Mahler in Leipzig / Hrsg. von Claudius Böhm. – Deutsch/englisch – Altenburg: Kamprad, 2011. – 360 S.: 100 teilw. farb. Abb., Notenbsp.
ISBN 978-3-930550-82-1 : € 49,90 (geb.)
Zwar war Gustav Mahler (1860–1911) nur 22 Monate zusammenhängend in Leipzig, doch diese Zeit von Juli 1886 bis Mai 1888 war eine höchst produktive Zeit mit vielen Begegnungen, u.a. mit Ferrucio Busoni, Anton Rubinstein, Richard Strauss, Cosima Wagner, Ethel Smyth und Peter Tschaikowski. Hier wurde er mit der Komposition seiner Ersten Sinfonie zum Sinfoniker, hier komponierte er seine ersten Wunderhorn-Lieder und trat zum ersten Mal mit der Bearbeitung von Webers Die drei Pintos vor eine prominente Öffentlichkeit. Aber auch mit der Beliebtheit, dem Erfolg und dem Können des fünf Jahre älteren Arthur Nikisch, dem ihm übergeordneten Ersten Kapellmeister, hatte sich der ehrgeizige Dirigent auseinanderzusetzen. Zunächst handelte er sich mit seinem leidenschaftlichen Dirigierstil vernichtende Kritiken ein, und auch das Orchester gewöhnte sich nur schwer an seine kompromisslose, heftige Probenweise: „Er war eigenwillig und rücksichtslos wie alle Genies. Man zitterte vor ihm, aber man betet ihn heimlich an.“ (S. 79).

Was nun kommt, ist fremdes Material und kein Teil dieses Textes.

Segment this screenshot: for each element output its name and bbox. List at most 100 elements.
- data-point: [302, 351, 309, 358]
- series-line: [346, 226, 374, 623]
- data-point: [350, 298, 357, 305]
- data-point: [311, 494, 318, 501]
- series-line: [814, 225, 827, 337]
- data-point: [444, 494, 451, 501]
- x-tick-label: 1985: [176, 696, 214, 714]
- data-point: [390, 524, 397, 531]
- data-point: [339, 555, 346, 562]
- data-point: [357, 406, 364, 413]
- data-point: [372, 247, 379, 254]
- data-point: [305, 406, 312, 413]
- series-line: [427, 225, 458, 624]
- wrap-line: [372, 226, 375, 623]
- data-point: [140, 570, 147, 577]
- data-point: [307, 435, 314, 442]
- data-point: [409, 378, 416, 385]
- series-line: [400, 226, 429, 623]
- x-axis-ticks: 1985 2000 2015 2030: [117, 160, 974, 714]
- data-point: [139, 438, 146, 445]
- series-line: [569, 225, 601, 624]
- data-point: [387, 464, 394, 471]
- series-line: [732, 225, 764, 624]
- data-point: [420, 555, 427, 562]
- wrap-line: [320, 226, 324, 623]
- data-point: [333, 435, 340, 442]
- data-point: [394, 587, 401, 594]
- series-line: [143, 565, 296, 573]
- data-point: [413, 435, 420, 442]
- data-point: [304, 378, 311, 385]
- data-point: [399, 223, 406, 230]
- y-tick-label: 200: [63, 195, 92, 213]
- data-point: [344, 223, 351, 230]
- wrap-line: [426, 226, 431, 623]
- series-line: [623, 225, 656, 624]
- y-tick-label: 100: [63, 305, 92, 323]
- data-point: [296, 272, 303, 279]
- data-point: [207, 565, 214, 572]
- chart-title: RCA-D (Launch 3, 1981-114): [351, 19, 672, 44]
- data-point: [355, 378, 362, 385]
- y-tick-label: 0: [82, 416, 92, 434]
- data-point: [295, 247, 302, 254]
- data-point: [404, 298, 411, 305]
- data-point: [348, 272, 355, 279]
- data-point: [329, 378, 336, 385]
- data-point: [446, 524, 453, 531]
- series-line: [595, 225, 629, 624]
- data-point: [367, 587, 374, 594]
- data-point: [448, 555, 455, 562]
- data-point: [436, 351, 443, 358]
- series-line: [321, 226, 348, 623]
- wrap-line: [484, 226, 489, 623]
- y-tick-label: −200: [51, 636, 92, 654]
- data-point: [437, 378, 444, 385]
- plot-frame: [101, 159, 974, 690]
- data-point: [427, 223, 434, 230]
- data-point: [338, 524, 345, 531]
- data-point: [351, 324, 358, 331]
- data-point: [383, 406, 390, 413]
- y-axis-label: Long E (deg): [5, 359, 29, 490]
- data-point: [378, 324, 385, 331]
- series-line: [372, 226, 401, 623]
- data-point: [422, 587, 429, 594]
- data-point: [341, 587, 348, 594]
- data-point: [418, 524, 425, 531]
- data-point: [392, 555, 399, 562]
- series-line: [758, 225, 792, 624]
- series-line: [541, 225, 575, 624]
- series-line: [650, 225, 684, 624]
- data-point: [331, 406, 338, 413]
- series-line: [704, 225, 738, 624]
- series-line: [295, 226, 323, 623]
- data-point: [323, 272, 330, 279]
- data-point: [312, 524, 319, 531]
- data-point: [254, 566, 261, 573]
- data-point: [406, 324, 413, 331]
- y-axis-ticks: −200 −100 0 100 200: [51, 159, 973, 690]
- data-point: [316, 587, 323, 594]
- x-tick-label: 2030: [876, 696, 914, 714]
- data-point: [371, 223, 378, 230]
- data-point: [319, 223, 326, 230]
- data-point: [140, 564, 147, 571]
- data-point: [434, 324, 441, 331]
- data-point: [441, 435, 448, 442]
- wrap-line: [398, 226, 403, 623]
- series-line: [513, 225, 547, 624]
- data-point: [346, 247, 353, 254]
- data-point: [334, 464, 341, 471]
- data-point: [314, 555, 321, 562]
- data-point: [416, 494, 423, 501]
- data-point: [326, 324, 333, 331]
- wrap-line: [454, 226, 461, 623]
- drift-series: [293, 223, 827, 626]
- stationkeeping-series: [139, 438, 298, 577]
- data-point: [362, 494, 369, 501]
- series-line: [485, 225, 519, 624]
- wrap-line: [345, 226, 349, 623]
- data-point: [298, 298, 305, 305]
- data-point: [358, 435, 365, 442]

Zu all diesem und zu allen Etappen von Mahlers Zeit in Leipzig bietet Sonja Riedel durch reiches, vielfach bisher nicht bekanntes Quellenmaterial gestützte minutiöse und anschauliche Darstellungen. Die an den Schluss gestellte Zusammenstellung aller Aufführungen, die Mahler und Arthur Nikisch während Mahlers Zeit am Leipziger Stadttheater dirigiert haben, bietet über den Einblick in das enorme Arbeitspensum beider Dirigenten hinaus auch eine Gesamtschau des Opernspielplans dieser Jahre. Steffen Held und Thomas Schinköth widmen sich dem Verhältnis von Mahler zur Leipziger Judenheit: Wagner hatte seine Geburtsstadt in seinem Pamphlet Das Judenthum in der Musik als „Judenmusikweltstadt“ angegiftet. Leipzig galt damals als Hauptstätte fanatischen Antisemitismus, doch es ist nichts darüber bekannt, ob Mahler entsprechenden Anfeindungen ausgesetzt war. Umgekehrt ist auch ein Besuch der Leipziger Synagoge durch Mahler ungewiss. Hagen Kunze geht der Tatsache nach, dass neben Mahler auch Nikisch sowie der Geiger Grünberg in Wien studiert haben. Gewichtiges tragen außerdem zwei internationale Größen der Mahler-Forschung bei: Constantin Floros stellt Mahlers Weg zum Sinfoniker dar und analysiert die semantischen Schichten der innerhalb von sechs Wochen, in einem wahren Schaffensrausch entstandenen Ersten Sinfonie, einschließlich der Bezüge zu Liszts Dante-Sinfonie (Inferno-Satz) und Wagners Parsifal (Gralsmotiv). Henry-Louis de la Grange fragt, worin das Fesselnde an Mahlers Musik besteht und zeigt, wie Mahlers Musik die „Janusköpfigkeit des menschlichen Wesens, speziell im 20. Jahrhundert“ reflektiert und sich dabei nach einer Erfüllung sehnt, die auf Erden nicht erreichbar ist.
Diese erste Monographie zum Thema „Mahler in Leipzig“ bringt einige neue Fakten zutage und lässt einige Gewissheiten der Mahler-Forschung in neuem Licht erscheinen. Alle Texte sind deutsch-englisch abgedruckt. An die 100 historische Abbildungen, in hervorragender Qualität wiedergegeben, bieten teilweise erstmals veröffentlichte Ansichten aus dem Umkreis Mahlers in Leipzig: Portraits, Historische Ansichten, Konzert- und Theaterzettel, Karikaturen und Schattenrisse, und tragen zur Qualität dieses künstlerisch gestalteten repräsentativen und informativen Bandes bei.